Pour Claude Potvin, qui accompagne la création de ressources ciblées pour le corps étudiant dans le cadre du programme québécois fabriqueREL, l’ouverture permet d’améliorer ses contenus en continu : « On ne sait pas ce que vaut notre ressource avant de la publier. » Lorsqu’elle est mise en ligne, elle peut être réappropriée, transformée, améliorée. Le rôle des intelligences artificielles dans ce processus doit évidemment aussi être considéré. ChatGPT, dont l’effet sur l’apprentissage reste très complexe, pose de nouvelles questions sur le partage d’informations, l’uniscope y avait d’ailleurs dédié plusieurs articles. Difficile donc de prévoir le futur. Pour Maria Canal, directrice en charge de la formation à la HEP Vaud, nous nous situons peut-être à un tournant : « Tandis que la démocratisation a permis aux beaux-arts de sortir des musées, peut-être que les ressources éducatives libres permettront à la formation de sortir des lieux d’éducation. »

Un changement de relation avec les citoyens

L’UNIL organisait la quatrième journée des Science Open Days dédiés aux sciences citoyennes au cœur de Lausanne, dans le palais de Rumine. Il s’agissait d’échanger à propos des projets participatifs, dans lesquels des scientifiques collaborent avec des citoyens et citoyennes. Mais « il ne faut pas être naïf quand on parle de participation », a prévenu Alain Kaufmann, sociologue à l’UNIL et directeur du colLaboratoire. Il n’est pas simplement question de demander à des citoyens et citoyennes de récolter des données pour les scientifiques bien-pensants dans leur tour d’ivoire. Il s’agit d’impliquer tous les acteurs et actrices sans hiérarchie dès la conception du projet. Coconstruire des savoirs ensemble, écouter les attentes et craintes mutuelles.
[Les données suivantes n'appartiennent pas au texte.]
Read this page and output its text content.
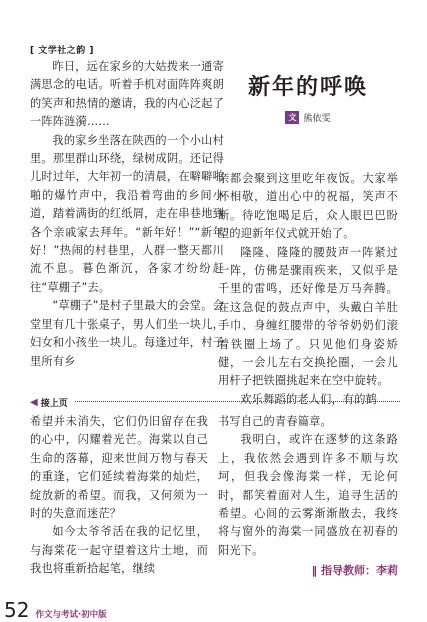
[ 文学社之韵 ]

昨日，远在家乡的大姑拨来一通寄满思念的电话。听着手机对面阵阵爽朗的笑声和热情的邀请，我的内心泛起了一阵阵涟漪……

我的家乡坐落在陕西的一个小山村里。那里群山环绕，绿树成阴。还记得儿时过年，大年初一的清晨，在噼噼啪啪的爆竹声中，我沿着弯曲的乡间小道，踏着满街的红纸屑，走在串巷地到各个亲戚家去拜年。“新年好！”“新年好！”热闹的村巷里，人群一整天都川流不息。暮色渐沉，各家才纷纷赶往“草棚子”去。

“草棚子”是村子里最大的会堂。会堂里有几十张桌子，男人们坐一块儿，妇女和小孩坐一块儿。每逢过年，村子里所有乡

新年的呼唤
文 熊依雯

亲都会聚到这里吃年夜饭。大家举杯相敬，道出心中的祝福，笑声不断。待吃饱喝足后，众人眼巴巴盼望的迎新年仪式就开始了。

隆隆、隆隆的腰鼓声一阵紧过一阵，仿佛是骤雨疾来，又似乎是千里的雷鸣，还好像是万马奔腾。在这急促的鼓点声中，头戴白羊肚手巾、身缠红腰带的爷爷奶奶们滚着铁圈上场了。只见他们身姿矫健，一会儿左右交换抡圈，一会儿用杆子把铁圈挑起来在空中旋转。

欢乐舞蹈的老人们，有的鹤

◀ 接上页

希望并未消失，它们仍旧留存在我的心中，闪耀着光芒。海棠以自己生命的落幕，迎来世间万物与春天的重逢，它们延续着海棠的灿烂，绽放新的希望。而我，又何须为一时的失意而迷茫？

如今太爷爷活在我的记忆里，与海棠花一起守望着这片土地，而我也将重新拾起笔，继续

书写自己的青春篇章。

我明白，或许在逐梦的这条路上，我依然会遇到许多不顺与坎坷，但我会像海棠一样，无论何时，都笑着面对人生，追寻生活的希望。心间的云雾渐渐散去，我终将与窗外的海棠一同盛放在初春的阳光下。

‖ 指导教师：李莉
52 作文与考试·初中版
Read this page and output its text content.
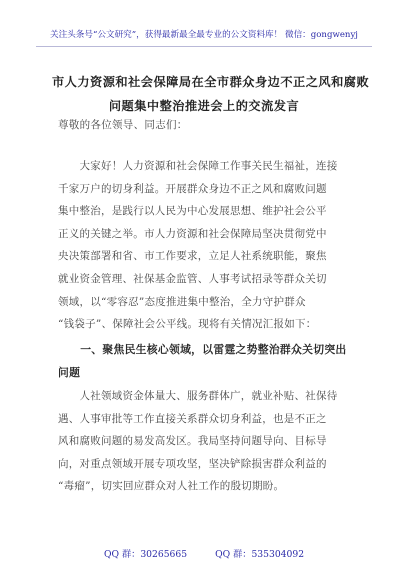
关注头条号“公文研究”，获得最新最全最专业的公文资料库！ 微信：gongwenyj
市人力资源和社会保障局在全市群众身边不正之风和腐败
问题集中整治推进会上的交流发言
尊敬的各位领导、同志们：
　　大家好！人力资源和社会保障工作事关民生福祉，连接
千家万户的切身利益。开展群众身边不正之风和腐败问题
集中整治，是践行以人民为中心发展思想、维护社会公平
正义的关键之举。市人力资源和社会保障局坚决贯彻党中
央决策部署和省、市工作要求，立足人社系统职能，聚焦
就业资金管理、社保基金监管、人事考试招录等群众关切
领域，以“零容忍”态度推进集中整治，全力守护群众
“钱袋子”、保障社会公平线。现将有关情况汇报如下：
　　一、聚焦民生核心领域，以雷霆之势整治群众关切突出
问题
　　人社领域资金体量大、服务群体广，就业补贴、社保待
遇、人事审批等工作直接关系群众切身利益，也是不正之
风和腐败问题的易发高发区。我局坚持问题导向、目标导
向，对重点领域开展专项攻坚，坚决铲除损害群众利益的
“毒瘤”，切实回应群众对人社工作的殷切期盼。
QQ 群：30265665	QQ 群：535304092
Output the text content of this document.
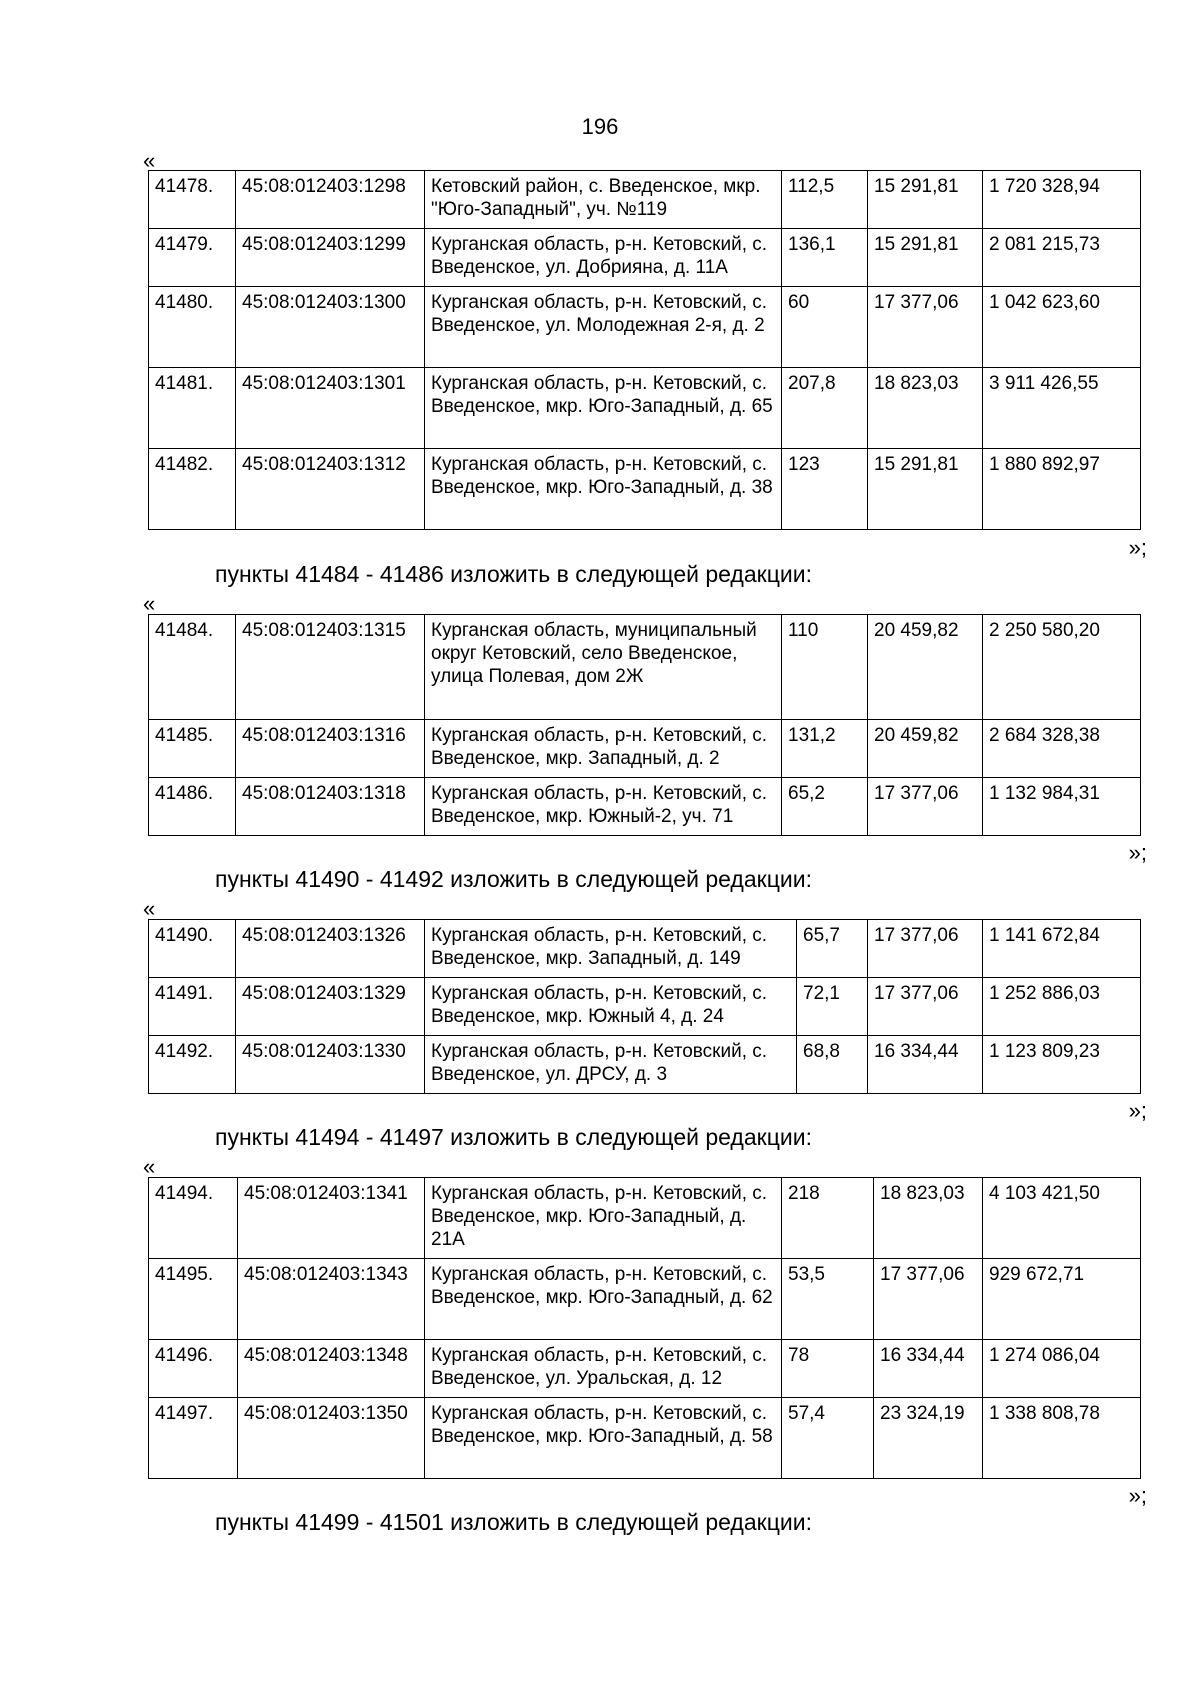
196
«
41478.	45:08:012403:1298	Кетовский район, с. Введенское, мкр. "Юго-Западный", уч. №119	112,5	15 291,81	1 720 328,94
41479.	45:08:012403:1299	Курганская область, р-н. Кетовский, с. Введенское, ул. Добрияна, д. 11А	136,1	15 291,81	2 081 215,73
41480.	45:08:012403:1300	Курганская область, р-н. Кетовский, с. Введенское, ул. Молодежная 2-я, д. 2	60	17 377,06	1 042 623,60
41481.	45:08:012403:1301	Курганская область, р-н. Кетовский, с. Введенское, мкр. Юго-Западный, д. 65	207,8	18 823,03	3 911 426,55
41482.	45:08:012403:1312	Курганская область, р-н. Кетовский, с. Введенское, мкр. Юго-Западный, д. 38	123	15 291,81	1 880 892,97
»;
пункты 41484 - 41486 изложить в следующей редакции:
«
41484.	45:08:012403:1315	Курганская область, муниципальный округ Кетовский, село Введенское, улица Полевая, дом 2Ж	110	20 459,82	2 250 580,20
41485.	45:08:012403:1316	Курганская область, р-н. Кетовский, с. Введенское, мкр. Западный, д. 2	131,2	20 459,82	2 684 328,38
41486.	45:08:012403:1318	Курганская область, р-н. Кетовский, с. Введенское, мкр. Южный-2, уч. 71	65,2	17 377,06	1 132 984,31
»;
пункты 41490 - 41492 изложить в следующей редакции:
«
41490.	45:08:012403:1326	Курганская область, р-н. Кетовский, с. Введенское, мкр. Западный, д. 149	65,7	17 377,06	1 141 672,84
41491.	45:08:012403:1329	Курганская область, р-н. Кетовский, с. Введенское, мкр. Южный 4, д. 24	72,1	17 377,06	1 252 886,03
41492.	45:08:012403:1330	Курганская область, р-н. Кетовский, с. Введенское, ул. ДРСУ, д. 3	68,8	16 334,44	1 123 809,23
»;
пункты 41494 - 41497 изложить в следующей редакции:
«
41494.	45:08:012403:1341	Курганская область, р-н. Кетовский, с. Введенское, мкр. Юго-Западный, д. 21А	218	18 823,03	4 103 421,50
41495.	45:08:012403:1343	Курганская область, р-н. Кетовский, с. Введенское, мкр. Юго-Западный, д. 62	53,5	17 377,06	929 672,71
41496.	45:08:012403:1348	Курганская область, р-н. Кетовский, с. Введенское, ул. Уральская, д. 12	78	16 334,44	1 274 086,04
41497.	45:08:012403:1350	Курганская область, р-н. Кетовский, с. Введенское, мкр. Юго-Западный, д. 58	57,4	23 324,19	1 338 808,78
»;
пункты 41499 - 41501 изложить в следующей редакции:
Pour cela, il faut des médiateurs et médiatrices ainsi que des plateformes « inappropriés et inappropriables » selon le chercheur. Des personnes qui puissent guider les discussions sans conflit d’intérêts ou référentiel imposé. Plusieurs exemples de projets participatifs ont été présentés et discutés tels que CoFish, Histoires de nature ou encore Capt’Air. Mélodie Faury, professeure au Muséum d’histoire naturelle de Paris, a conclu : « Quand on cherche où est le savoir, on se rend compte qu’il est partout. C’est reconsidérer ce qui était déjà là mais qu’on ne voyait simplement pas. »

Un changement global de culture scientifique

Un écosystème entier a été déployé aux Open Science Days en seulement quatre jours. Et avec lui la prise de conscience qu’ouvrir les sciences se fait au travers d’un changement de culture du milieu impliquant tous ses acteurs et actrices : scientifiques, éditeurs et éditrices, professionnel·le·s de l’éducation et citoyens et citoyennes. Pour atteindre la « science ouverte, transparente et accessible » dont parlait le recteur de l’UNIL Frédéric Herman lors de son discours d’ouverture, la responsabilité est à empoigner par tout un chacun. Le mouvement en est encore à ses débuts, mais les discussions sont lancées. Ouvrir les sciences ne se fait pas en quatre jours.

Les Open Science Days ont été organisés entre le 2 et le 5 septembre 2024 par quatre institutions partenaires : l’UNIL, la HES-SO, l’EPFL et la HEP Vaud. L’événement était gratuit et ouvert à toutes et tous, dans l’esprit des sciences ouvertes.